Сегодня же Иван Васильевич промедлил. Давно Поликарп Сергиенко сообщил Кушниру, что машина секретаря райпарткома промчала дорогой к селу.
«Наверно, обманул, а теперь улыбается себе в короткие усы» — начинает сердиться председатель на Поликарпа, зная характер луговика.
Однако у Сергиенко и в мыслях не было посмеиваться над Кушниром. Иван Васильевич, проехав селом, повернул на колхозную пасеку.
В тенистых лесах просеивался солнечный дождь; по его трепетным, золотистым струйкам тихо опускались на землю крохотные лодочки листьев. С дубов и кустарников свисали гроздья дикого хмеля, нежный аромат наполнял весь воздух.
Марка Григорьевича в хате не было. Над окнами смеялись связки зубатой кукурузы, у завалинки грелись на солнце мешки с черным мелким семенем синяка [100] . Иван Васильевич догадался, что старый пасечник обсевает «ленивую осину» — песчаный участок подлеска, где ничего, кроме убогих кустов осины, не росло. Садом идет к опушке. Скоро в птичье щебетание начал вплетаться просачивающийся отголосок разговора. Из-за деревьев замелькали человеческие фигуры, кони, сеялка.
100
Синяк — двухлетний медонос с синими цветками.
— Марк Григорьевич, ты снова о пасеке думаешь? — раскатывается густой смех. Возле пасечника стоит коренастый Александр Петрович Пидипригора.
— А чего же? О пасеке.
— И не надоедает об одном и том же думать? — Я каждый раз про новое думаю.
— Это дельно сказано, — одобрительно промолвил Пидипригора. — Так нас Иван Васильевич учит: каждый раз про новое думать, что-то новое искать и находить.
— Конечно. Сам посуди: раньше весь воск церкви потребляли, воздух отравляли его чадом. А теперь наша продукция по сорока течениям растекается в сорок видов народного хозяйства. Интересно? Значит, не огородилась пасекой и лесами моя жизнь, не чадит плаксивой свечечкой. Да вот еще лучше: взглянешь в небо — летят самолеты, а у тебя сердце поет, так как твой воск и авиации служит… Иван Васильевич как-то говорил: у нас в Советском Союзе пчел больше, чем в Соединенных Штатах Америки, Японии и Германии, вместе взятых. Радостно?
— Радостно, — соглашается Пидипригора.
— А простой себе дед Синица хочет, чтобы у нас было пчел больше, чем во всем мире… Эта сказка, которая о медовых реках говорит, вплотную подошла к колхозной пасеке. Отсюда она настоящими реками потечет. И здесь есть над чем подумать.

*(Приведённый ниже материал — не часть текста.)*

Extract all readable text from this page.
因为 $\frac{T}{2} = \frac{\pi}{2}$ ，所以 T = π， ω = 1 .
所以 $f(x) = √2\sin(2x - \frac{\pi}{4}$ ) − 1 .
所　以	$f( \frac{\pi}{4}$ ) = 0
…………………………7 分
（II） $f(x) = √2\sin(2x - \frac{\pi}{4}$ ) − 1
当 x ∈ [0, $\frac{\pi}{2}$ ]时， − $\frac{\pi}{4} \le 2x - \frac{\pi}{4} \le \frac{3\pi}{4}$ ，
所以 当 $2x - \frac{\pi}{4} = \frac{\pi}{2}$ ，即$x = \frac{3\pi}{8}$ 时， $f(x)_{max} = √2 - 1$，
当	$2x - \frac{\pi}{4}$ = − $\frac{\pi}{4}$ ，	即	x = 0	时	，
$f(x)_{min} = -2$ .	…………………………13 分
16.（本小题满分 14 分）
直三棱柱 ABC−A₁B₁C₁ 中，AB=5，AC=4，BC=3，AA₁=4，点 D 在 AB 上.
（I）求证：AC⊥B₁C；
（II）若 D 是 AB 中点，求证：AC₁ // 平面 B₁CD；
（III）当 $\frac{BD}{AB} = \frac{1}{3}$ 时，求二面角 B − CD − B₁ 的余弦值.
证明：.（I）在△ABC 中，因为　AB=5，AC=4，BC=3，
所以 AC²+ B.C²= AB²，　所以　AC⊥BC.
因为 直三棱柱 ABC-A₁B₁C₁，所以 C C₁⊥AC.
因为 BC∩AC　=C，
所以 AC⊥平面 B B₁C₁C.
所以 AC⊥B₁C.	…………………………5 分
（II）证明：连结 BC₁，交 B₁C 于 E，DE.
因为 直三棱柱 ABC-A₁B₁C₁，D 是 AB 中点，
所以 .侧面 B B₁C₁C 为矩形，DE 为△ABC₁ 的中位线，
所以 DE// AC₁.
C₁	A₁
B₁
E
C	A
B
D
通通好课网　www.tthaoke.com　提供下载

— Марк Григорьевич, поэтому и синяк сеете?
— Поэтому и сею. Он на этом песчанике десять лет мне будет расти, фацелию же каждый год надо сеять. Вырубки же мы липой засадим. Гектар липы шестнадцать центнеров меда дает.
— Сто пудов? — удивленно воскликнул Александр Петрович.
— Сто пудов! Вот тебе и новая медовая речка. А ты говоришь, что я об одном и том же думаю. Если у человека мысли на одном месте крутятся — это уже не человек, а карусель.
Смех покатился опушкой. Забряцала штельвага [101] , и сеялка ровно пошла над лесом.
Марк Григорьевич первый увидел Ивана Васильевича. Обрадовался, засуетился и сразу же повел секретаря райпарткома к питомнику. Молодые грецкие орехи ровными зелеными рядами отбегали от пожелтевшего сада. Осень не коснулась ни одного листика молодых побегов. Густой ореховый настой поднимался над теплой землей и соединялся с волнами увядающих лесных соков.
101
Штельвага (стельвага) — поперечный брус, соединяющий сельскохозяйственное орудие с упряжкой.